Confesso que
este frio que se abateu sobre o Natal, e sobretudo na Passagem de Ano, me fez
procurar estrangeirismos relacionados com esta sensação que nos traz a uns
encolhidos, a outros recolhidos. Depois, como se jogasse ao “Stop” e numa
associação de ideias, lembrei-me da palavra iceberg.
Apenas 10%
destas montanhas de gelo, que é a tradução literal da palavra que designa
precisamente esse fenómeno de gelo flutuante no mar, fica visível na superfície.

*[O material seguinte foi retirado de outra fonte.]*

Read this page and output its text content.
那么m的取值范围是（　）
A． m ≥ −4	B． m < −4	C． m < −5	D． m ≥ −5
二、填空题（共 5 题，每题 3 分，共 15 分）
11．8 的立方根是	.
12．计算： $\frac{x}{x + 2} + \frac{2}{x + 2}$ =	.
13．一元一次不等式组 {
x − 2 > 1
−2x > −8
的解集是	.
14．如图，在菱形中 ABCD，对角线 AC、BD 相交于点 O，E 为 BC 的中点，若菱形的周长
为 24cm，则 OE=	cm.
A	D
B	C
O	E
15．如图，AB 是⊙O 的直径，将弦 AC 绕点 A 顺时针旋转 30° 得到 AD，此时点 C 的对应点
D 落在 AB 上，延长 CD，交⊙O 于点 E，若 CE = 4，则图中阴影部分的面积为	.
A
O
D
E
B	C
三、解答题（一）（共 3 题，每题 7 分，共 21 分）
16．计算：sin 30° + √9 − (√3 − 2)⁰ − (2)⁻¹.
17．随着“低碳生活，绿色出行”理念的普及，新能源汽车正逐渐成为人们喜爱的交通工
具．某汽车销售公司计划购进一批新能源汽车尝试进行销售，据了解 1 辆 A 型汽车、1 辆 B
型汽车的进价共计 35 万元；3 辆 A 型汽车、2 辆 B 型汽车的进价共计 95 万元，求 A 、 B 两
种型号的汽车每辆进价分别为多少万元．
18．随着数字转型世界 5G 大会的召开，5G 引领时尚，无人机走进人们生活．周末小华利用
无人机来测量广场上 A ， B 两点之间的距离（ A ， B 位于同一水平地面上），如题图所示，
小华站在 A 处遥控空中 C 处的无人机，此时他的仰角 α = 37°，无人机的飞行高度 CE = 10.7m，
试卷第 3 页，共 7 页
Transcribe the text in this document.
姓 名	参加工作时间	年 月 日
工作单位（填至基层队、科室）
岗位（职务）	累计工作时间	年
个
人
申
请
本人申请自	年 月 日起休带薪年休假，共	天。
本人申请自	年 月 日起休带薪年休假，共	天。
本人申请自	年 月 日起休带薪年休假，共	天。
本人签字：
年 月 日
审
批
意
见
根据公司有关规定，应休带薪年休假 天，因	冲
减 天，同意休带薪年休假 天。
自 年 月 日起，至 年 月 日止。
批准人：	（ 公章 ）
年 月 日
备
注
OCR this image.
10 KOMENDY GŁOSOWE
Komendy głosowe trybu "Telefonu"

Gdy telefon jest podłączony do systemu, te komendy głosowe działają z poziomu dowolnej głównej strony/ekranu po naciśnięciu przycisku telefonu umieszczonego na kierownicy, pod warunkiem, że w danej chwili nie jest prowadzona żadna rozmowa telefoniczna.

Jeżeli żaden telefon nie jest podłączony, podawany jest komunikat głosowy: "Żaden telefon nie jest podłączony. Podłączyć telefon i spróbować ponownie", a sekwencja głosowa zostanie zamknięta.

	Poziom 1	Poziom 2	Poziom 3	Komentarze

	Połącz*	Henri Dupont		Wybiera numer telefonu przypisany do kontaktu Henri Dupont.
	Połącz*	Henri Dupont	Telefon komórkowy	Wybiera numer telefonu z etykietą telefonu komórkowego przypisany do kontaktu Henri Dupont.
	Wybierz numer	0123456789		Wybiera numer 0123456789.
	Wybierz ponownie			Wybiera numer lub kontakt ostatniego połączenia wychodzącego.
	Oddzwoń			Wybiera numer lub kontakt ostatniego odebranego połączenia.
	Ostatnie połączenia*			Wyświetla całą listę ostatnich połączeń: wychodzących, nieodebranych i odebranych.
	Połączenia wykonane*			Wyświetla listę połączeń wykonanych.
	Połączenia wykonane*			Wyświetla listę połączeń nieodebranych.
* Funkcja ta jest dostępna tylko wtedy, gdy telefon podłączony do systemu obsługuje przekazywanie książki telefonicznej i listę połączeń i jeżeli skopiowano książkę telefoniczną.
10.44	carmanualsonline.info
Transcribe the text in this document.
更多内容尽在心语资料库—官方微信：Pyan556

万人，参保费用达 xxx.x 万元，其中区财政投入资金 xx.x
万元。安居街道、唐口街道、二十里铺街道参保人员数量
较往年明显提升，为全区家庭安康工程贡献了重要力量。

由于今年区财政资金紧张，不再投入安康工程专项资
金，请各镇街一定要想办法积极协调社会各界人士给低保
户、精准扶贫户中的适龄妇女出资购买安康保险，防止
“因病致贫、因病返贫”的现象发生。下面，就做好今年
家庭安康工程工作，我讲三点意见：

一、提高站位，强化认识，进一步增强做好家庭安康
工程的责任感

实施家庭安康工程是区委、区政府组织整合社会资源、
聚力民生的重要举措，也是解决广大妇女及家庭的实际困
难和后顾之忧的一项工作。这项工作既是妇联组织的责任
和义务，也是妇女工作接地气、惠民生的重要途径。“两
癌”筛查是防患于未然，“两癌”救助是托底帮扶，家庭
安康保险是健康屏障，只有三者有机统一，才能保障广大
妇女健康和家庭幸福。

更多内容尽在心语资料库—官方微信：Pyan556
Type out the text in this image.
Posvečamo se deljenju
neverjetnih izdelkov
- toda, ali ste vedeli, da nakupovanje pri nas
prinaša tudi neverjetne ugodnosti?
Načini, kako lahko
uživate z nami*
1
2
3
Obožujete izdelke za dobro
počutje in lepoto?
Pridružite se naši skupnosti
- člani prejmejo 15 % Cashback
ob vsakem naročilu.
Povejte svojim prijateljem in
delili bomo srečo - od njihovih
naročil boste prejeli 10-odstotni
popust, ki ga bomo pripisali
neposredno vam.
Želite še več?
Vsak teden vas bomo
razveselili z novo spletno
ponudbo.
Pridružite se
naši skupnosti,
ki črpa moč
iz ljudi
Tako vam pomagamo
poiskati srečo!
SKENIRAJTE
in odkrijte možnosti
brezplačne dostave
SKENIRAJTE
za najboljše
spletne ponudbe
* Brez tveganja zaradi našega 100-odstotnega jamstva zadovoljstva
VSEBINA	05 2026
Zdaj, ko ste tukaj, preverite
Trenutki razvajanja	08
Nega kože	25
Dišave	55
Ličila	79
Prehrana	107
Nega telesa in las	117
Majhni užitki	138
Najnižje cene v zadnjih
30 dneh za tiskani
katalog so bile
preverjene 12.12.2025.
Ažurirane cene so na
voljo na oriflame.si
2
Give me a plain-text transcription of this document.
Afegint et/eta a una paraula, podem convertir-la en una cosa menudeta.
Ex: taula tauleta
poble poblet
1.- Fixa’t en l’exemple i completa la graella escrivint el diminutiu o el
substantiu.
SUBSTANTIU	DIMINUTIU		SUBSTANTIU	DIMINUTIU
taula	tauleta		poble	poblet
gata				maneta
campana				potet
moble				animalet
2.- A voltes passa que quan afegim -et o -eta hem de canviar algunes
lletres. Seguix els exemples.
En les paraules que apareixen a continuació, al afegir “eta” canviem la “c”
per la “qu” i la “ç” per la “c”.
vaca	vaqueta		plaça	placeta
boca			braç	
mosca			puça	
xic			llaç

Os restantes 90% do seu volume estão dentro de água e é isso que faz deles um
grande perigo para a navegação marítima. Por causa dessa característica
dos icebergs é que surgiu a expressão que diz que "isto é apenas a ponta do iceberg",
expressão que significa que determinado acontecimento ou assunto é apenas o
começo, ou uma pequena parte, de um problema ou situação muito maior e
complexa. Tudo normalmente conotado com coisas más e raramente surpresas
agradáveis.
Curioso é
que também na cultura organizacional se utiliza o conceito de iceberg
para explicar a constituição de uma companhia ou empresa. Fazendo uma analogia
com o iceberg, a menor parte do bloco de gelo que fica visível sobre
a linha da água representa os resultados de uma empresa e que são apresentados
publicamente. Já a maior parte, sob a linha de água, simboliza a estrutura e
organização responsável pelos resultados da "superfície do iceberg".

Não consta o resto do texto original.